Dans un contexte de remontée du nombre de contaminations et de progression du virus, le gouvernement a annoncé la même semaine l’obligation du masque dans de nombreuses villes et la fin du régime exceptionnel d’absence qui était jusque-là mis en place dans le cadre de l’épidémie pour les personnes dites « les plus à risque ». On notera le sens du timing…
Jusque-là, malgré de nombreuses hésitations et une confusion entretenue par le gouvernement, les travailleurEs « vulnérables » bénéficiaient d’un régime dérogatoire d’absence. Dans le privé, cela leur donnait accès soit au maintien en télétravail lorsque leur activité le permettait, soit à un arrêt de travail dérogatoire durant la période allant du 3 mars au 30 avril, puis par la suite au dispositif de « chômage partiel » mis en place par le gouvernement. Pour les fonctionnaires, ils avaient accès depuis le 3 mars à un placement en télétravail ou en « Autorisation spéciale d’absence » (ASA) qui leur permettait un maintien de leur salaire plein.
Les « vulnérables » de la veille sont pas ceux du lendemain
Étaient alors considérées comme vulnérables : les plus de 65 ans, les personnes atteintes d’une maladie chronique ou fragilisant leur système immunitaire (antécédents cardiovasculaires, diabète, obésité, pathologies chroniques respiratoires, cancers, insuffisance rénale, cirrhose, splénectomie, drépanocytose, etc.) et les femmes enceintes au troisième trimestre. Il faut considérer aussi l’élargissement qui avait été fait de ces régimes aux gardes d’enfants et surtout les conjointEs de patientEs à risque. Un dispositif qui, loin d’être parfait, avait le mérite d’offrir un minimum de protection sanitaire mais surtout légal à une frange des travailleurEs parmi les plus fragiles et les plus précaires.
Sauvegarder « les plus fragiles des vulnérables » (sic)
L’article 2 du dernier décret restreint le régime dérogatoire à quatre critères de vulnérabilité comprenant les cancers, l’immunodépression, le diabète ou obésité avec complications et, pour les plus de 65 ans, les insuffisances rénales sévères (dialyses). Autrement dit, essentiellement des personnes dont l’état de santé très précaire les excluaient déjà très souvent du travail. Pour les autres ? Le risque semble acceptable à ce gouvernement qui a pris l’habitude de jouer avec nos vies…

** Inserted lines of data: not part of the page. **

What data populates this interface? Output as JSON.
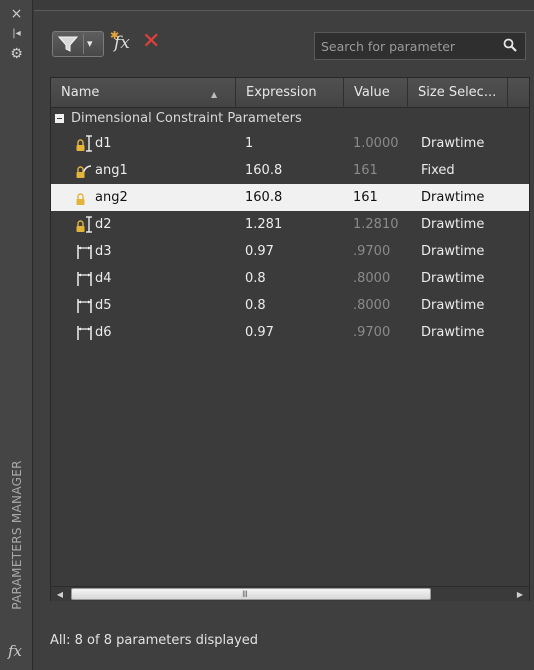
{
  "strip": {
    "close_glyph": "×",
    "autohide_glyph": "|◂",
    "settings_glyph": "⚙",
    "title": "PARAMETERS MANAGER",
    "fx_glyph": "fx"
  },
  "toolbar": {
    "filter_icon": "funnel-icon",
    "new_parameter_icon": "fx-icon",
    "delete_icon": "delete-x-icon",
    "delete_color": "#e0413a",
    "search_placeholder": "Search for parameter"
  },
  "grid": {
    "columns": [
      "Name",
      "Expression",
      "Value",
      "Size Selec..."
    ],
    "group": "Dimensional Constraint Parameters",
    "rows": [
      {
        "name": "d1",
        "expression": "1",
        "value": "1.0000",
        "size": "Drawtime",
        "value_dim": true,
        "icon": "linear-dimension-lock-icon"
      },
      {
        "name": "ang1",
        "expression": "160.8",
        "value": "161",
        "size": "Fixed",
        "value_dim": true,
        "icon": "angular-dimension-lock-icon"
      },
      {
        "name": "ang2",
        "expression": "160.8",
        "value": "161",
        "size": "Drawtime",
        "value_dim": false,
        "icon": "angular-dimension-lock-icon",
        "selected": true
      },
      {
        "name": "d2",
        "expression": "1.281",
        "value": "1.2810",
        "size": "Drawtime",
        "value_dim": true,
        "icon": "linear-dimension-lock-icon"
      },
      {
        "name": "d3",
        "expression": "0.97",
        "value": ".9700",
        "size": "Drawtime",
        "value_dim": true,
        "icon": "horizontal-dimension-icon"
      },
      {
        "name": "d4",
        "expression": "0.8",
        "value": ".8000",
        "size": "Drawtime",
        "value_dim": true,
        "icon": "horizontal-dimension-icon"
      },
      {
        "name": "d5",
        "expression": "0.8",
        "value": ".8000",
        "size": "Drawtime",
        "value_dim": true,
        "icon": "horizontal-dimension-icon"
      },
      {
        "name": "d6",
        "expression": "0.97",
        "value": ".9700",
        "size": "Drawtime",
        "value_dim": true,
        "icon": "horizontal-dimension-icon"
      }
    ]
  },
  "scrollbar": {
    "left_arrow": "◀",
    "right_arrow": "▶",
    "grip": "III"
  },
  "status": "All: 8 of 8 parameters displayed",
  "colors": {
    "panel_bg": "#3f3f3f",
    "selected_row": "#f1f1f1",
    "lock_gold": "#e3b43a"
  }
}
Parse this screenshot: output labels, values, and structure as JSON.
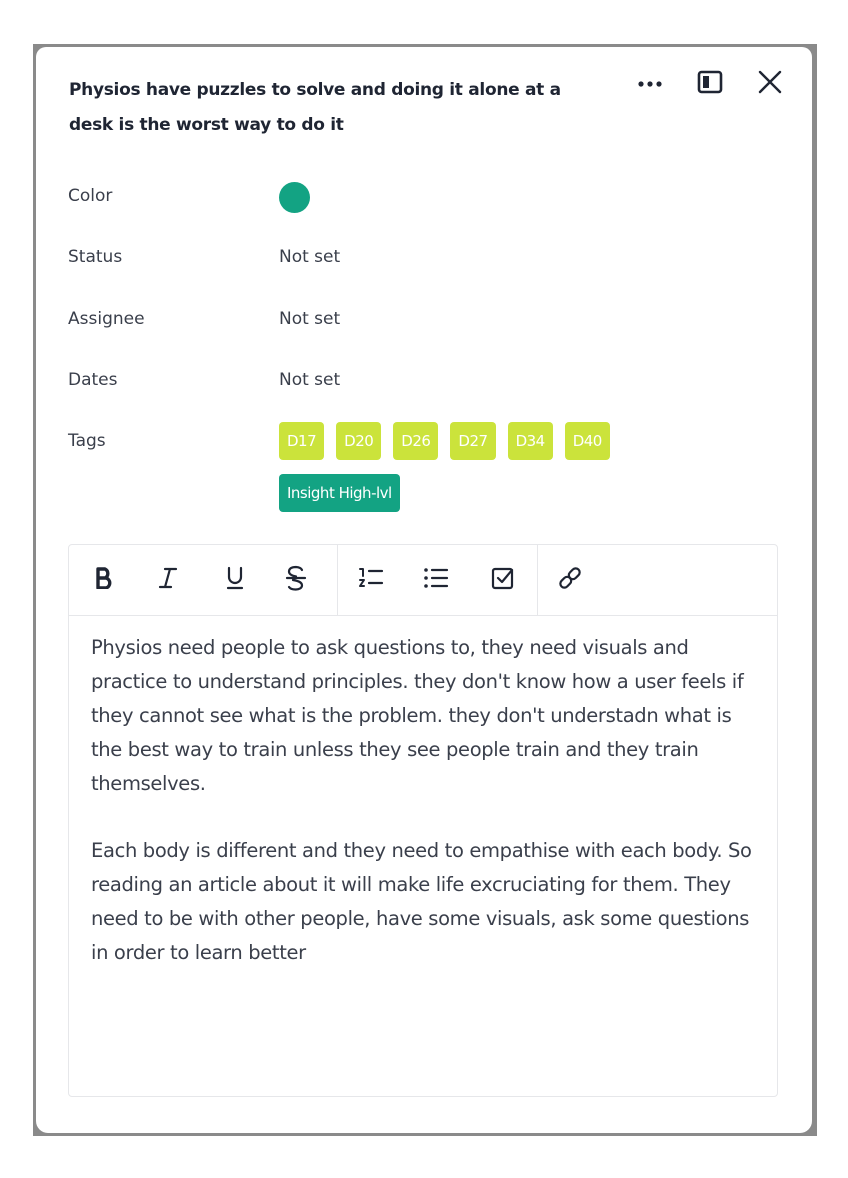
{
  "card": {
    "title": "Physios have puzzles to solve and doing it alone at a desk is the worst way to do it",
    "header_actions": {
      "more_icon": "more-horizontal-icon",
      "panel_icon": "side-panel-icon",
      "close_icon": "close-icon"
    }
  },
  "fields": {
    "color": {
      "label": "Color",
      "value_color": "#13a383"
    },
    "status": {
      "label": "Status",
      "value": "Not set"
    },
    "assignee": {
      "label": "Assignee",
      "value": "Not set"
    },
    "dates": {
      "label": "Dates",
      "value": "Not set"
    },
    "tags": {
      "label": "Tags",
      "items": [
        {
          "text": "D17",
          "color": "#cbe33b"
        },
        {
          "text": "D20",
          "color": "#cbe33b"
        },
        {
          "text": "D26",
          "color": "#cbe33b"
        },
        {
          "text": "D27",
          "color": "#cbe33b"
        },
        {
          "text": "D34",
          "color": "#cbe33b"
        },
        {
          "text": "D40",
          "color": "#cbe33b"
        },
        {
          "text": "Insight High-lvl",
          "color": "#13a383"
        }
      ]
    }
  },
  "editor": {
    "toolbar": [
      "bold-icon",
      "italic-icon",
      "underline-icon",
      "strikethrough-icon",
      "numbered-list-icon",
      "bullet-list-icon",
      "checklist-icon",
      "link-icon"
    ],
    "paragraphs": [
      "Physios need people to ask questions to, they need visuals and practice to understand principles. they don't know how a user feels if they cannot see what is the problem. they don't understadn what is the best way to train unless they see people train and they train themselves.",
      "Each body is different and they need to empathise with each body. So reading an article about it will make life excruciating for them. They need to be with other people, have some visuals, ask some questions in order to learn better"
    ]
  }
}
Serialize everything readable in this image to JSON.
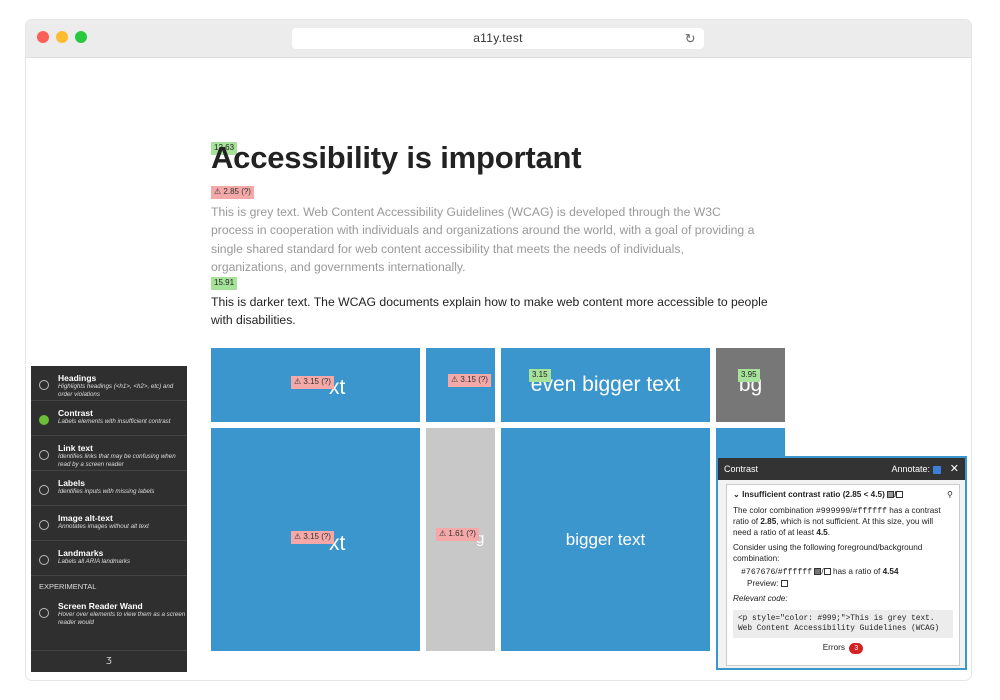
{
  "browser": {
    "url": "a11y.test"
  },
  "content": {
    "title": "Accessibility is important",
    "title_ratio": "12.63",
    "grey_ratio": "⚠ 2.85 (?)",
    "grey_text": "This is grey text. Web Content Accessibility Guidelines (WCAG) is developed through the W3C process in cooperation with individuals and organizations around the world, with a goal of providing a single shared standard for web content accessibility that meets the needs of individuals, organizations, and governments internationally.",
    "dark_ratio": "15.91",
    "dark_text": "This is darker text. The WCAG documents explain how to make web content more accessible to people with disabilities."
  },
  "tiles": {
    "t1_frag": "xt",
    "t1_ratio": "⚠ 3.15 (?)",
    "t2_ratio": "⚠ 3.15 (?)",
    "t3_text": "even bigger text",
    "t3_ratio": "3.15",
    "t4_text": "bg",
    "t4_ratio": "3.95",
    "t5_frag": "xt",
    "t5_ratio": "⚠ 3.15 (?)",
    "t6_frag": "g",
    "t6_ratio": "⚠ 1.61 (?)",
    "t7_text": "bigger text"
  },
  "sidebar": {
    "items": [
      {
        "title": "Headings",
        "desc": "Highlights headings (<h1>, <h2>, etc) and order violations"
      },
      {
        "title": "Contrast",
        "desc": "Labels elements with insufficient contrast"
      },
      {
        "title": "Link text",
        "desc": "Identifies links that may be confusing when read by a screen reader"
      },
      {
        "title": "Labels",
        "desc": "Identifies inputs with missing labels"
      },
      {
        "title": "Image alt-text",
        "desc": "Annotates images without alt text"
      },
      {
        "title": "Landmarks",
        "desc": "Labels all ARIA landmarks"
      }
    ],
    "section": "EXPERIMENTAL",
    "wand": {
      "title": "Screen Reader Wand",
      "desc": "Hover over elements to view them as a screen reader would"
    },
    "footer": "Ⳅ"
  },
  "panel": {
    "title": "Contrast",
    "annotate": "Annotate:",
    "issue": "Insufficient contrast ratio (2.85 < 4.5)",
    "desc_pre": "The color combination",
    "fg": "#999999",
    "bg": "#ffffff",
    "desc_mid": "has a contrast ratio of",
    "ratio": "2.85",
    "desc_post": ", which is not sufficient. At this size, you will need a ratio of at least",
    "min": "4.5",
    "suggest": "Consider using the following foreground/background combination:",
    "s_fg": "#767676",
    "s_bg": "#ffffff",
    "s_mid": "has a ratio of",
    "s_ratio": "4.54",
    "preview": "Preview:",
    "relevant": "Relevant code:",
    "code1": "<p style=\"color: #999;\">This is grey text.",
    "code2": "Web Content Accessibility Guidelines (WCAG)",
    "errors_label": "Errors",
    "errors_count": "3"
  }
}
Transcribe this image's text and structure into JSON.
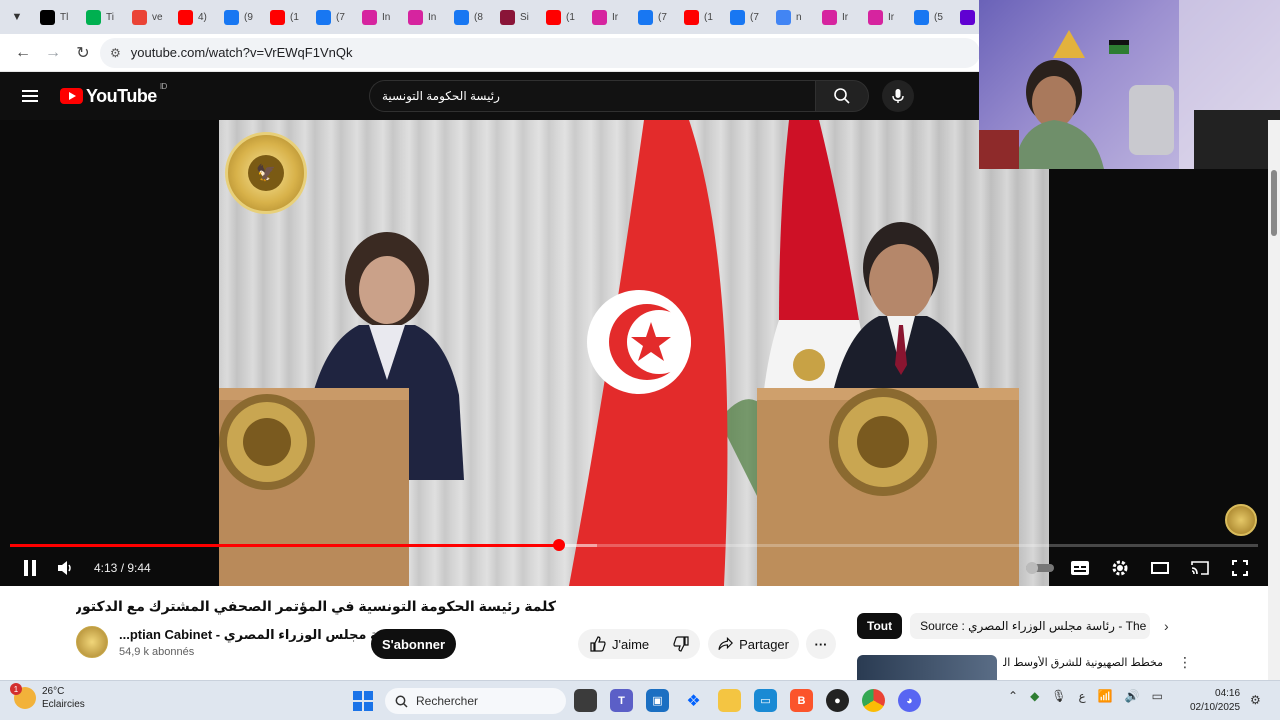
{
  "browser": {
    "tabs": [
      {
        "label": "Tl",
        "icon": "tiktok-icon",
        "color": "#000000"
      },
      {
        "label": "Ti",
        "icon": "k-icon",
        "color": "#00b050"
      },
      {
        "label": "ve",
        "icon": "gmail-icon",
        "color": "#ea4335"
      },
      {
        "label": "4)",
        "icon": "youtube-icon",
        "color": "#ff0000"
      },
      {
        "label": "(9",
        "icon": "facebook-icon",
        "color": "#1877f2"
      },
      {
        "label": "(1",
        "icon": "youtube-icon",
        "color": "#ff0000"
      },
      {
        "label": "(7",
        "icon": "facebook-icon",
        "color": "#1877f2"
      },
      {
        "label": "In",
        "icon": "instagram-icon",
        "color": "#d6249f"
      },
      {
        "label": "In",
        "icon": "instagram-icon",
        "color": "#d6249f"
      },
      {
        "label": "(8",
        "icon": "facebook-icon",
        "color": "#1877f2"
      },
      {
        "label": "Si",
        "icon": "qatar-icon",
        "color": "#8a1538"
      },
      {
        "label": "(1",
        "icon": "youtube-icon",
        "color": "#ff0000"
      },
      {
        "label": "Ir",
        "icon": "instagram-icon",
        "color": "#d6249f"
      },
      {
        "label": "(7",
        "icon": "facebook-icon",
        "color": "#1877f2"
      },
      {
        "label": "(1",
        "icon": "youtube-icon",
        "color": "#ff0000"
      },
      {
        "label": "(7",
        "icon": "facebook-icon",
        "color": "#1877f2"
      },
      {
        "label": "n",
        "icon": "google-icon",
        "color": "#4285f4"
      },
      {
        "label": "Ir",
        "icon": "instagram-icon",
        "color": "#d6249f"
      },
      {
        "label": "Ir",
        "icon": "instagram-icon",
        "color": "#d6249f"
      },
      {
        "label": "(5",
        "icon": "facebook-icon",
        "color": "#1877f2"
      },
      {
        "label": "",
        "icon": "yahoo-icon",
        "color": "#6001d2"
      }
    ],
    "url": "youtube.com/watch?v=VrEWqF1VnQk"
  },
  "youtube": {
    "logo_text": "YouTube",
    "region": "ID",
    "search_query": "رئيسة الحكومة التونسية"
  },
  "player": {
    "time": "4:13 / 9:44",
    "progress": 0.44,
    "buffered": 0.47
  },
  "video": {
    "title": "كلمة رئيسة الحكومة التونسية في المؤتمر الصحفي المشترك مع الدكتور مصطفى مدبولي",
    "channel": "رئاسة مجلس الوزراء المصري - Egyptian Cabinet",
    "channel_display": "...ptian Cabinet - رئاسة مجلس الوزراء المصري",
    "subscribers": "54,9 k abonnés",
    "subscribe_label": "S'abonner",
    "like_label": "J'aime",
    "share_label": "Partager"
  },
  "sidebar": {
    "chips": [
      "Tout",
      "Source : رئاسة مجلس الوزراء المصري - The Egyptia"
    ],
    "rec_title": "مخطط الصهيونية للشرق الأوسط الجديد - ..."
  },
  "taskbar": {
    "weather_temp": "26°C",
    "weather_desc": "Eclaircies",
    "weather_badge": "1",
    "search_label": "Rechercher",
    "lang": "ع",
    "time": "04:16",
    "date": "02/10/2025"
  }
}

Comme toujours, cette reprise du travail forcée concerne de manière très différente les « premiers » et les « derniers » de cordée. Dans le privé, le chômage partiel représentait une perte de salaire, mais moins importante que celle impliqué par un arrêt maladie. De même dans le public avec les ASA. Notons enfin, la crise l’a mis au jour, que les travailleurEs ne pouvant télétravailler sont en majorité celles et ceux effectuant les tâches les plus difficiles, les plus manuelles, les moins bien payés et les plus précaires.
Lutter toutes et tous ensemble
En réalité, cette mesure, ne s’appliquant qu’à une minorité de personnes, est en réalité aussi mesquine que symbolique. Elle envoie le signal clair que « tout le monde doit retourner au travail », y compris au prix de sa vie. Ce n’est pas le type de société que nous voulons construire. Nous devons également nous rappeler que les droits et les conditions de travail des plus « fragiliséEs » d’entre nous sont depuis longtemps la mesure des droits de l’ensemble des travailleurEs. Il faut exiger le retrait de ce décret scélérat et imposer, dans chaque entreprise, le maintien du salaire plein sans jours de carences pour tous les salariéEs ne pouvant travailler à cause de l’épidémie.